Unity Tower, formerly known as the  Skeletor () is a 102.5 metre high-rise building located in Kraków, Poland. Unity Tower is located near the Mogilskie Roundabout (Rondo Mogilskie) and Cracow University of Economics. It is the tallest building in Kraków. The construction work of Unity Centre was completed on 30 September 2020.

History 

Originally, it was intended to become the regional office of the Main Technical Organization (Naczelna Organizacja Techniczna, NOT) and be named the NOT Tower. The construction of the building was started in 1975, but stopped permanently in 1979 because of economic constraints and political unrest which later led to the imposition of martial law in Poland in 1981.

Due to the skeletal appearance of the unfinished building, it was dubbed the Skeletor ().

Investors expressed interest in renovating the building in the past, but they were discouraged by the complicated legal status of the land on which it stood and the high cost of its demolition or adaptation. In 2007, a new plan for the building was put forward, which postulated to increase its height from 92 to as high as 130 meters. German architect Hans Kollhoff was invited to take part in the reconstruction of the building, which was supposed to be completed by the time of UEFA Euro 2012 in Poland and Ukraine. However, the project was rejected by the Provincial Conservation Council on the grounds that the new building was located within a historical urban landscape.

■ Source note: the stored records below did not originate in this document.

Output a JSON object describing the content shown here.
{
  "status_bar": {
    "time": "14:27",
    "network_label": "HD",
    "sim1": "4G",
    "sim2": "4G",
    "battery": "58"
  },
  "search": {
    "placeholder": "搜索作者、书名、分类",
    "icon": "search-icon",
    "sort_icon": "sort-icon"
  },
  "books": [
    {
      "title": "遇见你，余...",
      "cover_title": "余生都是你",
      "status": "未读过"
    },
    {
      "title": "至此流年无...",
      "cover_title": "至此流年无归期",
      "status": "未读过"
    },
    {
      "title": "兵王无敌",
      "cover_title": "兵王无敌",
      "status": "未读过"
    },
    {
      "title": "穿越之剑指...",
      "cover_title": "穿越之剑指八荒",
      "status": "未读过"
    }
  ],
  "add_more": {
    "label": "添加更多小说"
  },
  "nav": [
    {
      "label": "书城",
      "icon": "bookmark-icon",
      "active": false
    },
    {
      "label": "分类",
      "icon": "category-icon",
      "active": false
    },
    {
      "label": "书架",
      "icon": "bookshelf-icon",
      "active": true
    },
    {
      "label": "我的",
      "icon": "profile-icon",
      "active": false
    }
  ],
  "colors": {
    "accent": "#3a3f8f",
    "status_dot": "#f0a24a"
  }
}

The building was partially owned by TreiMorfa Project. The long debate about its possible future use based on brand new plans was cut short by the courts in December 2011 because of legal improprieties by its new design team.

Austrian engineering company Strabag was given the commission to rebuild. The building's floors were removed and replaced, but the steel frame retained and reused. The exterior architecture was inspired by the Art Deco architecture of the 1920s and 30s. The use of grey stone and the architecture was partially inspired by the Maccabees Building.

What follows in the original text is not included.